Silmara Dela Silva (UFF)
Fernanda Lunkes (UFSB)
Ceres Carneiro (UERJ)

Começamos por retomar duas longas citações de Tania Clemente de Souza (2001), a respeito dessa noção teórica, expostas no Quadro 1:

“O conceito de polifonia (DUCROT, 1980) pressupõe que todo texto traz em sua constituição uma pluralidade de vozes que podem ser atribuídas ou a diferentes locutores, caso dos discursos relatados, ou a diferentes enunciadores, quando se atesta que o locutor pode se inscrever no texto a partir de diferentes perspectivas ideológicas. […] Essas vozes imprimem ao texto o caráter de heterogeneidade, definido por Authier (1990) como heterogeneidade(s) enunciativa(s). […] O texto de imagens também tem na sua constituição marcas de heterogeneidade, como o implícito, o silêncio, a ironia.

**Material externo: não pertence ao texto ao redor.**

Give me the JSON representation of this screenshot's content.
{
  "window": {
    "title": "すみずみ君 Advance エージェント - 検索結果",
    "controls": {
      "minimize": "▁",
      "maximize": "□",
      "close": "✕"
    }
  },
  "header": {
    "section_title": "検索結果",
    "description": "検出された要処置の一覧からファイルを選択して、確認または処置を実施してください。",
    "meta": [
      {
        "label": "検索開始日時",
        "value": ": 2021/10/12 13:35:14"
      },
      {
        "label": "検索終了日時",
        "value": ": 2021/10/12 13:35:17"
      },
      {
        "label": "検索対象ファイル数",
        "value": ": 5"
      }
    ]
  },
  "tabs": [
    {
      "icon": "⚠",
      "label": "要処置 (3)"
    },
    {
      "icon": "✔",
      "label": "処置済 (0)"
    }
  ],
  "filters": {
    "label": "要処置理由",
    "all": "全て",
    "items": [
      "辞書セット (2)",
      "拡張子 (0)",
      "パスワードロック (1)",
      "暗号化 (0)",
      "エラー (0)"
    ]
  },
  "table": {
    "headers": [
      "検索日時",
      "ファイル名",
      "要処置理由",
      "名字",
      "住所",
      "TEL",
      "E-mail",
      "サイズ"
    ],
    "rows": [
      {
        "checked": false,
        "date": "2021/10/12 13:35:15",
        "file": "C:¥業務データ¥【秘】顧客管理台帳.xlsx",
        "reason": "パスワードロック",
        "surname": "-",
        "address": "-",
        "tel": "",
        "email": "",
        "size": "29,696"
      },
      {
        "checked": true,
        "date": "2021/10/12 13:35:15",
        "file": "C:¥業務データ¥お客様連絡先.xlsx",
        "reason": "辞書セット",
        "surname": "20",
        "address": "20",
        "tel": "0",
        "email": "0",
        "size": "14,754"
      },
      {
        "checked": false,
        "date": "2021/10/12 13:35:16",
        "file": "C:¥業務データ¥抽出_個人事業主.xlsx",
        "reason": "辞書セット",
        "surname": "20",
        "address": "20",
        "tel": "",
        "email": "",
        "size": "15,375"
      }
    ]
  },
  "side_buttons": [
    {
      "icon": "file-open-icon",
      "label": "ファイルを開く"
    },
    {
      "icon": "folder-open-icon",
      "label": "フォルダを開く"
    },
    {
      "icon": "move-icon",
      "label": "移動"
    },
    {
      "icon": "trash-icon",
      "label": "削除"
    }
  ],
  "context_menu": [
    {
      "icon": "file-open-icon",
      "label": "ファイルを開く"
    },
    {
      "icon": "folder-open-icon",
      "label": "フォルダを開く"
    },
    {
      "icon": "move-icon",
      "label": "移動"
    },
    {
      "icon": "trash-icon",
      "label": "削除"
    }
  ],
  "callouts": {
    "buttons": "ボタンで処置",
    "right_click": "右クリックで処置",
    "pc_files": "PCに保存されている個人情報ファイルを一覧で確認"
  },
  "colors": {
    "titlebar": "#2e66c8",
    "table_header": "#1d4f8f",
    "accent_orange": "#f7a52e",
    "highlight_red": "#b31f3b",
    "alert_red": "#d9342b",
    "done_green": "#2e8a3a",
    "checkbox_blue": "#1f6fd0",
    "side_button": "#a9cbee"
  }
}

Marcas, porém, que não podem ser pensadas como vozes, porque analisar o não-verbal pelas categorias do verbal implicaria na redução de um ao outro. Nesse caso, por associação ao conceito de polifonia, formulamos o conceito de policromia (SOUZA, 1997), buscando analisar a imagem com mais pertinência.” (SOUZA, 2001, p. 80).

“O conceito de policromia recobre o jogo de imagens e cores, no caso, elementos constitutivos da linguagem não-verbal, permitindo, assim, caminhar na análise do discurso do não-verbal. O jogo de formas, cores, imagens, luz, sombra, etc. nos remete, à semelhança das vozes no texto, a diferentes perspectivas instauradas pelo eu na e pela imagem, o que favorece não só a percepção dos movimentos no plano do sinestésico, bem como a apreensão de diferentes sentidos no plano discursivo-ideológico, quando se tem a possibilidade de se interpretar uma imagem através de outra.” (SOUZA, 2001, p. 80, itálico do original).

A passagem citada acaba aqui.